Вот так Кейт и познакомилась со Сьюзи – в день, когда она прервала свою третью беременность.
– Фетишизация материнства – одна из самых тонких форм патриархии, Кейт.
Сьюзи макнула печенье в чашку кофе размером с небольшое ведро.
У Кейт закружилась голова.
– Что ты имеешь в виду?
– Подумай сама: если дети – это своего рода священная самореализация для женщины, то никто не может утверждать, что это просто тяжкий труд.
– А…
Выходя в тот день из клиники и не чувствуя части тела, будто после визита к стоматологу, она увидела на земле листовку. «Стань добровольным смотрителем». Кто-то наступил на нее, оставив большой грязный отпечаток, но Кейт все равно нагнулась – с трудом – и подняла бумажку. Те люди, что укрыли ее от протестующих, словно щит, были добровольцами. Как ни странно, но собственные мысли Кейт по поводу аборта были скорее на противоположной стороне. Конечно, она верила в право женщины выбирать. Так было всегда. Но разве она сама выбирала? Или Конор сделал это за нее? Она ни слова ему не сказала за следующие несколько недель, в которые не прекращалось кровотечение, но потом вышла в сеть, разыскала свежую информацию для «Смотрителей» и пришла. Ей едва не дали от ворот поворот – Кейт не была активистом, как показал ее опыт участия в группе поддержки в Бишопсдине. Но она должна была сделать что-то с тем гневом, который рос внутри, заменив ребенка.
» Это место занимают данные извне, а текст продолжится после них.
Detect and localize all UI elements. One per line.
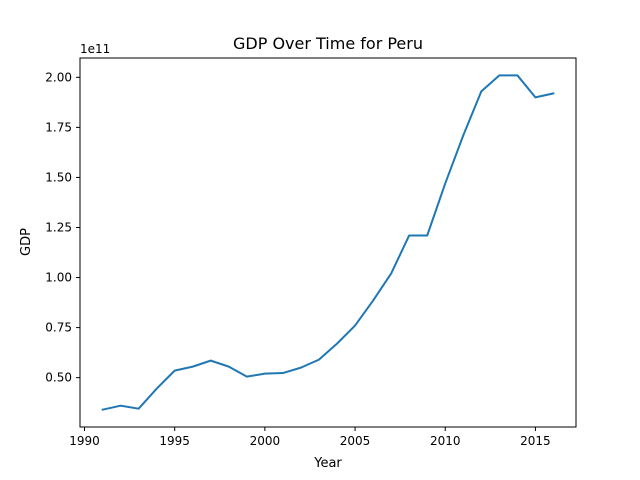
y-tick-label: 1.50 xyxy=(45,170,72,184)
x-tick-label: 2010 xyxy=(430,434,461,448)
y-tick-label: 1.25 xyxy=(45,220,72,234)
y-tick-label: 1.75 xyxy=(45,120,72,134)
y-axis-ticks: 0.50 0.75 1.00 1.25 1.50 1.75 2.00 xyxy=(45,70,80,385)
y-axis-label: GDP xyxy=(19,228,34,256)
x-tick-label: 2000 xyxy=(250,434,281,448)
y-offset-label: 1e11 xyxy=(80,42,110,56)
y-tick-label: 1.00 xyxy=(45,271,72,285)
x-tick-label: 2005 xyxy=(340,434,371,448)
x-tick-label: 1990 xyxy=(69,434,100,448)
chart-title: GDP Over Time for Peru xyxy=(233,34,423,53)
x-axis-ticks: 1990 1995 2000 2005 2010 2015 xyxy=(69,427,551,448)
y-tick-label: 0.75 xyxy=(45,321,72,335)
x-tick-label: 2015 xyxy=(520,434,551,448)
x-axis-label: Year xyxy=(313,456,342,471)
gdp-line-series xyxy=(101,74,555,411)
plot-area-frame xyxy=(79,57,577,428)
x-tick-label: 1995 xyxy=(159,434,190,448)
y-tick-label: 0.50 xyxy=(45,371,72,385)
y-tick-label: 2.00 xyxy=(45,70,72,84)
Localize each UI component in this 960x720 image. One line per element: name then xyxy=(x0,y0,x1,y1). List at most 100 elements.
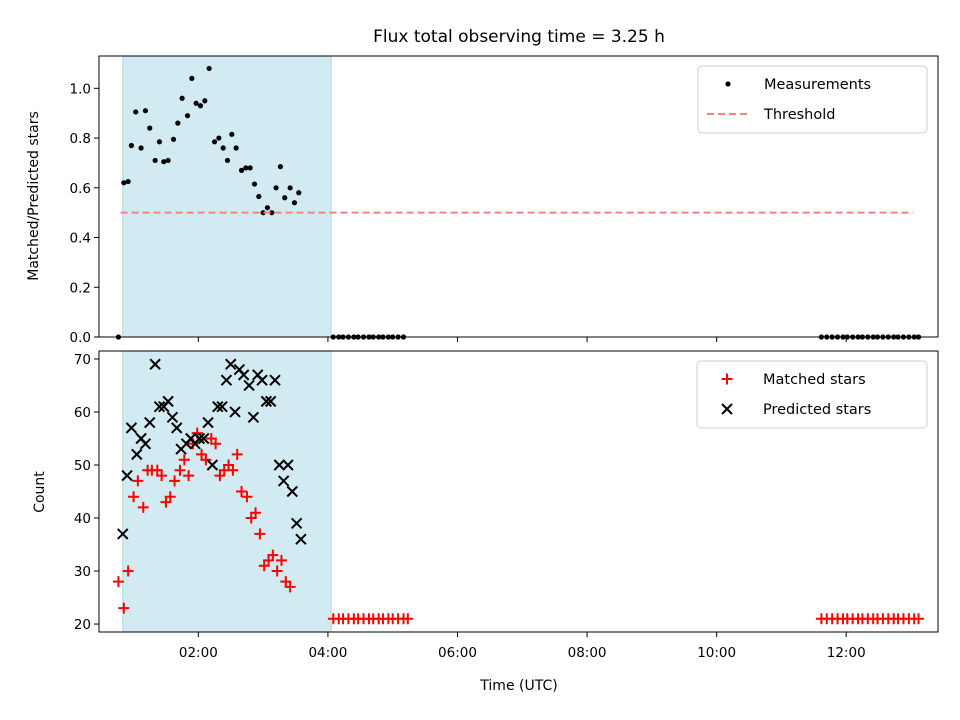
data-point xyxy=(197,103,204,109)
y-tick-label: 0.8 xyxy=(70,131,91,147)
data-point xyxy=(229,406,241,418)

Она оказалась в убогой комнатушке с пластиковыми стульями вдоль стен, высокими грязными окнами и кофейником на складном столике. Кейт показалось, будто она вернулась на несколько лет назад в Бишопсдин, и ей захотелось развернуться и убежать. Это были люди не ее круга – нигде не было видно ни мелированных волос, ни дизайнерской одежды. Но ведь это было не так, верно? Это они провели ее через толпу, направляя уверенными крепкими руками.
Первым человеком, которого она узнала, была ее спасительница, устроившаяся поближе к кофе. Кейт робко улыбнулась.
– Привет… Я… Вы помогли мне. В клинике.
Сьюзи была плотная, с наполовину обритой головой и татуированными руками. Ей ампутировали ногу из-за запущенного диабета после того, как она лишилась медицинской страховки и не смогла оплачивать инсулин. Кейт пришлось переспросить ее: казалось невероятным, что такое возможно в этой стране, где продается кофе за десять долларов.
Сьюзи, как и бедняжка Эйми, и даже в большей степени, отличалась от прежних подруг Кейт, вежливых англичанок или даже лощеных высокопоставленных обитательниц Лос-Анджелеса, с которыми ей иногда доводилось обедать. Сначала она решила, что Сьюзи – лесбиянка, но на деле та называла себя пансексуалом. От нее исходил дух спокойной уверенности, пьянивший Кейт. Словно ее вообще не беспокоило, что о ней подумают люди и, более конкретно, мужчины. Уже одно это казалось бунтарством. В первый день она просто начала рассказывать Кейт о себе и о движении за свободу выбора и не умолкала почти десять минут – еще одно болезненное напоминание об Эйми, которая расточала столько слов лишь для того, чтобы умолкнуть навсегда.